Deciding to have your wedding ceremony in a church is not one to be taken lightly. Your soon-to-be-betrothed may have deeply-rooted feelings about secular versus religious ceremonies not to mention family expectations can weigh heavily on a newly-engaged couple.
Instead of going back and forth between yourselves, take a gander at our handy-dandy pros and cons list to give you an idea whether you want to take a closer look at a church ceremony or steer clear. Hopefully you’ve discussed this at some point during your relationship briefly, at least. Now that you’re engaged and wedding planning, this conversation has to go deeper. So don your waders, we’re going in!
Not like the kind in that one Nicholas Cage movie…total classic, though it may be. Some reasons to not have your wedding at a church may not be as obvious as you’d think.
One risk you run is alienating attendants who aren’t aligned with you and your honey’s religious beliefs. Those that aren’t religious may feel uncomfortable and those that are affiliated with a different religion may find themselves offended. It’s hard to predict and can end up being a very volatile and sensitive issue.
Along with some types of churches or other religious institutions, certain religious constraints or requirements may apply. Certain practices may or may not be required, definitely begging for plenty of research and critical thought before deciding.
Along with general limitations on the ceremony, there may also be rules, no matter how official, on what can be worn, your music, your vows, among other things. Perhaps if you’re a very non-traditional type of couple, this may cramp your style a bit too much. Even though it’s a terrific choice, Pantera may not be the appropriate beat to march to.
Not to mention, having someone other than a figure affiliated with that institution to officiate your wedding is likely going to be out of the question. So, props to Uncle Steve for getting ordained but it may not fly over so well.
Suspend any thoughts of shying away from having your nuptials in a holy location, for a few moments. You’ve only read half of our list! These are all the good things that you should take into consideration before you chalk a church up to just being too much of a pain in the pew. (Ha, did you see that? Double pun points.)
So, churches happen to possess this compelling and inherent beauty, making them unmatched locations for exchanges of undying love and commitment. And it doesn’t really matter the church – the beauty seems universal from the rugged and hardy beauty of the most rural wooden-floored chapel to the sky-high ornately decorated ceilings of the tallest cathedral. Your photographer and his or her camera will adore the opportunity.
Church ceremonies typically go over pretty well with family. It’s very traditional and will probably make your grandmother happy. A happy granny makes a happy bride and groom, we’d wager. Unless granny’s the gambling type…then bets are off.

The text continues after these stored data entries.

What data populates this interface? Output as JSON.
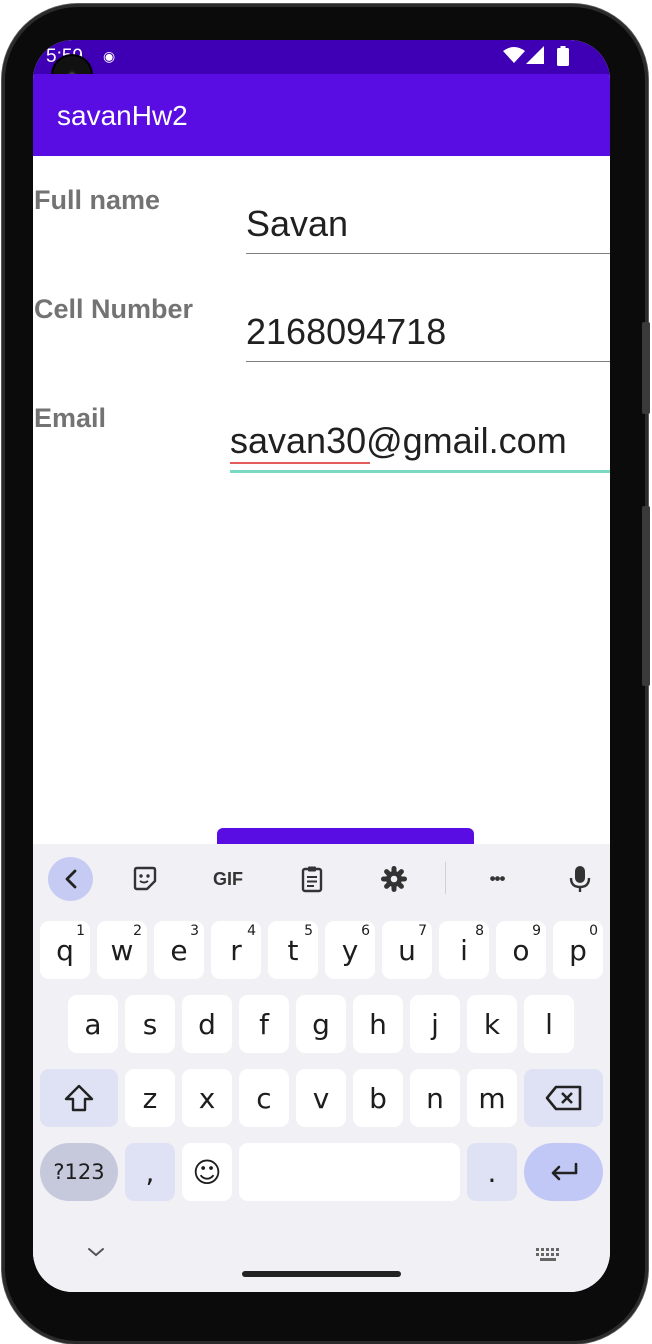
{
  "status": {
    "time": "5:59"
  },
  "app": {
    "title": "savanHw2"
  },
  "form": {
    "fields": [
      {
        "label": "Full name",
        "value": "Savan"
      },
      {
        "label": "Cell Number",
        "value": "2168094718"
      },
      {
        "label": "Email",
        "value": "savan30@gmail.com"
      }
    ]
  },
  "keyboard": {
    "toolbar": {
      "gif_label": "GIF",
      "more_label": "•••"
    },
    "row1": [
      {
        "k": "q",
        "h": "1"
      },
      {
        "k": "w",
        "h": "2"
      },
      {
        "k": "e",
        "h": "3"
      },
      {
        "k": "r",
        "h": "4"
      },
      {
        "k": "t",
        "h": "5"
      },
      {
        "k": "y",
        "h": "6"
      },
      {
        "k": "u",
        "h": "7"
      },
      {
        "k": "i",
        "h": "8"
      },
      {
        "k": "o",
        "h": "9"
      },
      {
        "k": "p",
        "h": "0"
      }
    ],
    "row2": [
      "a",
      "s",
      "d",
      "f",
      "g",
      "h",
      "j",
      "k",
      "l"
    ],
    "row3": [
      "z",
      "x",
      "c",
      "v",
      "b",
      "n",
      "m"
    ],
    "symbols_label": "?123",
    "comma": ",",
    "period": ".",
    "emoji": "☺"
  },
  "colors": {
    "status_bar": "#3f00b5",
    "app_bar": "#5a0de3",
    "label_gray": "#737373",
    "focus_underline": "#7ad9c4",
    "keyboard_bg": "#f1f0f5"
  }
}
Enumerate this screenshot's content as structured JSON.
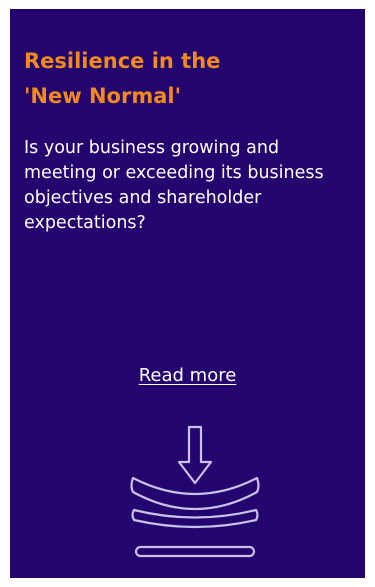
{
  "card": {
    "title": "Resilience in the\n'New Normal'",
    "description": "Is your business growing and meeting or exceeding its business objectives and shareholder expectations?",
    "link_label": "Read more",
    "icon": "resilience-pressure-icon"
  },
  "colors": {
    "background": "#24046f",
    "title": "#f08a1f",
    "text": "#ffffff",
    "icon_stroke": "#c9c2e6"
  }
}
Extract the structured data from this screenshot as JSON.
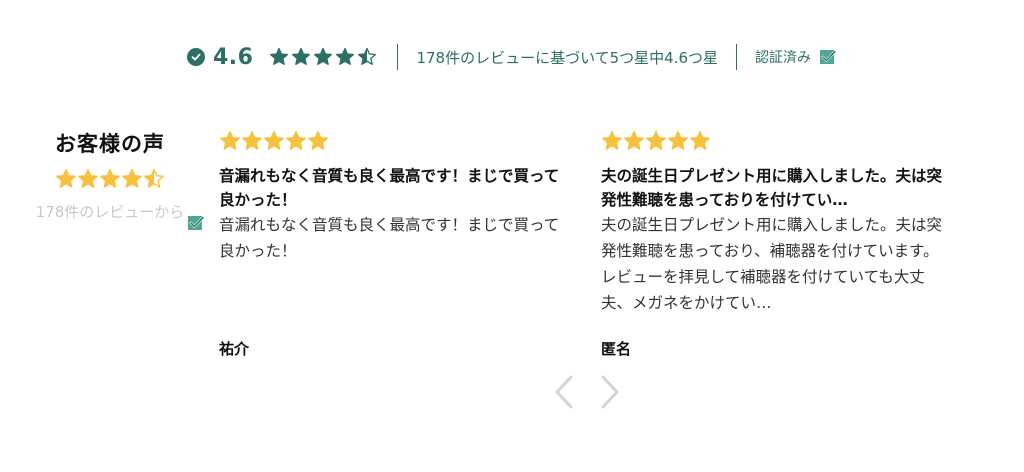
{
  "summary": {
    "average": "4.6",
    "text": "178件のレビューに基づいて5つ星中4.6つ星",
    "verified_label": "認証済み",
    "rating_value": 4.6,
    "star_color": "#2b6f65"
  },
  "aside": {
    "title": "お客様の声",
    "count_text": "178件のレビューから",
    "rating_value": 4.6,
    "star_color": "#f6c23e"
  },
  "reviews": [
    {
      "rating": 5,
      "title": "音漏れもなく音質も良く最高です！まじで買って良かった！",
      "body": "音漏れもなく音質も良く最高です！まじで買って良かった！",
      "author": "祐介"
    },
    {
      "rating": 5,
      "title": "夫の誕生日プレゼント用に購入しました。夫は突発性難聴を患っておりを付けてい…",
      "body": "夫の誕生日プレゼント用に購入しました。夫は突発性難聴を患っており、補聴器を付けています。レビューを拝見して補聴器を付けていても大丈夫、メガネをかけてい…",
      "author": "匿名"
    }
  ],
  "nav": {
    "prev_icon": "chevron-left-icon",
    "next_icon": "chevron-right-icon"
  },
  "colors": {
    "accent": "#2b6f65",
    "star_yellow": "#f6c23e",
    "muted": "#c8c8c8",
    "verified_check": "#4fa896"
  }
}
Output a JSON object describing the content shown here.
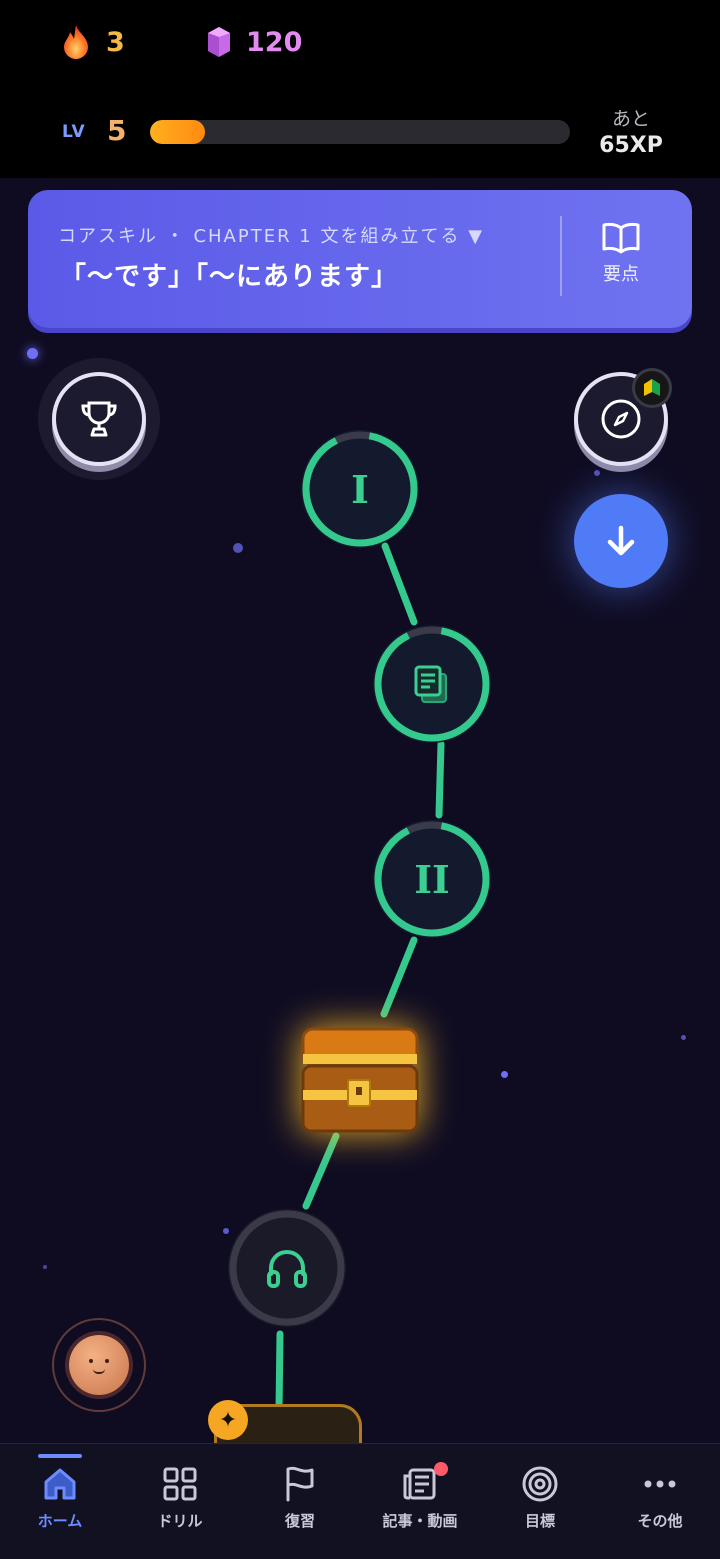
{
  "stats": {
    "streak": "3",
    "gems": "120"
  },
  "level": {
    "label": "LV",
    "value": "5",
    "progress": 0.13,
    "remaining_label": "あと",
    "remaining_xp": "65XP"
  },
  "banner": {
    "subtitle": "コアスキル ・ CHAPTER 1 文を組み立てる ▼",
    "title": "「〜です」「〜にあります」",
    "key_points_label": "要点"
  },
  "path": {
    "nodes": [
      {
        "type": "lesson",
        "glyph": "I",
        "icon": "roman-one"
      },
      {
        "type": "lesson",
        "glyph": "",
        "icon": "document-icon"
      },
      {
        "type": "lesson",
        "glyph": "II",
        "icon": "roman-two"
      },
      {
        "type": "chest",
        "icon": "treasure-chest-icon"
      },
      {
        "type": "lesson-locked",
        "icon": "headphones-icon"
      }
    ]
  },
  "colors": {
    "accent_green": "#3ccf92",
    "banner": "#5b5ae8",
    "xp_orange": "#ff9a18",
    "active_nav": "#6d8cff"
  },
  "nav": {
    "items": [
      {
        "label": "ホーム",
        "icon": "home-icon",
        "active": true
      },
      {
        "label": "ドリル",
        "icon": "grid-icon",
        "active": false
      },
      {
        "label": "復習",
        "icon": "flag-icon",
        "active": false
      },
      {
        "label": "記事・動画",
        "icon": "article-icon",
        "active": false
      },
      {
        "label": "目標",
        "icon": "target-icon",
        "active": false
      },
      {
        "label": "その他",
        "icon": "more-icon",
        "active": false
      }
    ]
  }
}
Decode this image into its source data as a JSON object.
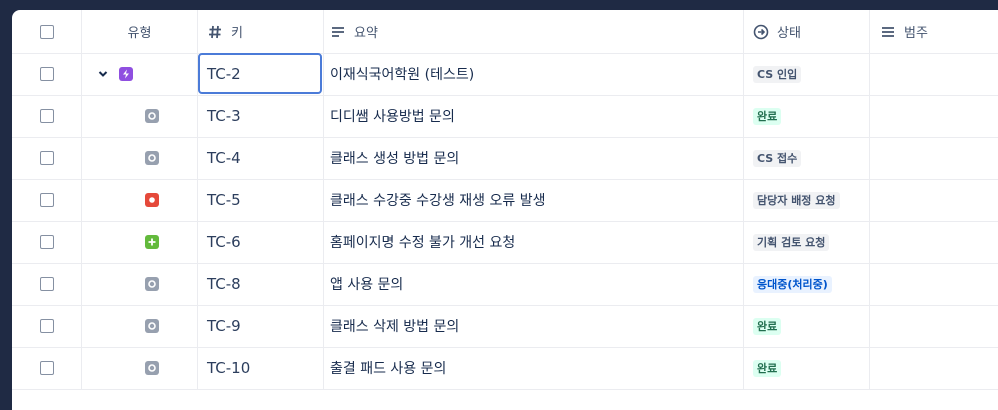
{
  "header": {
    "type_label": "유형",
    "key_label": "키",
    "summary_label": "요약",
    "status_label": "상태",
    "category_label": "범주"
  },
  "icons": {
    "key_header": "hash-icon",
    "summary_header": "text-lines-icon",
    "status_header": "arrow-circle-right-icon",
    "category_header": "menu-lines-icon"
  },
  "colors": {
    "epic": "#8f4fe0",
    "task": "#97a0af",
    "bug": "#e5493a",
    "improvement": "#63ba3c",
    "selection": "#4b7bd8"
  },
  "rows": [
    {
      "key": "TC-2",
      "summary": "이재식국어학원 (테스트)",
      "status": "CS 인입",
      "status_style": "gray",
      "type": "epic",
      "expanded": true
    },
    {
      "key": "TC-3",
      "summary": "디디쌤 사용방법 문의",
      "status": "완료",
      "status_style": "green",
      "type": "task"
    },
    {
      "key": "TC-4",
      "summary": "클래스 생성 방법 문의",
      "status": "CS 접수",
      "status_style": "gray",
      "type": "task"
    },
    {
      "key": "TC-5",
      "summary": "클래스 수강중 수강생 재생 오류 발생",
      "status": "담당자 배정 요청",
      "status_style": "gray",
      "type": "bug"
    },
    {
      "key": "TC-6",
      "summary": "홈페이지명 수정 불가 개선 요청",
      "status": "기획 검토 요청",
      "status_style": "gray",
      "type": "improvement"
    },
    {
      "key": "TC-8",
      "summary": "앱 사용 문의",
      "status": "응대중(처리중)",
      "status_style": "blue",
      "type": "task"
    },
    {
      "key": "TC-9",
      "summary": "클래스 삭제 방법 문의",
      "status": "완료",
      "status_style": "green",
      "type": "task"
    },
    {
      "key": "TC-10",
      "summary": "출결 패드 사용 문의",
      "status": "완료",
      "status_style": "green",
      "type": "task"
    }
  ]
}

There may be a cost-savings element in the seating at a church. That is, there are usually pews or some sort of provided seating. Guess who has two thumbs (we hope) and won’t have to pay for chairs? You! Even the church itself is usually cheaper than a regular venue if you’re a member.
Lastly, when you gather loved ones in a church to witness two people pledging their love and lives to each other before a divine entity, there’s usually an emotional wave that swells up and crashes over the guests. You think your Uncle Jack is going to cry? Well, gambling granny would double her bet on that if your ceremony is in a church. There’s a very deep connection many people have with churches and it can elicit some powerful stuff…maybe you and your fiancée will succumb, as well.
Hopefully it doesn’t matter too much where you decide to say your vows and most family is just hoping for a happy and healthy marriage. But before you go deciding for or against a church willy nilly, really talk to your fiancée, your family and, if applicable, your officiant of choice. Go with what feels right to begin the rest of your lives together. And please…for the love of Sunday brunch, if you get married in a church, you have to play the “Goin’ to the Chapel” song that day…just please do it. For us. We hardly ask for anything!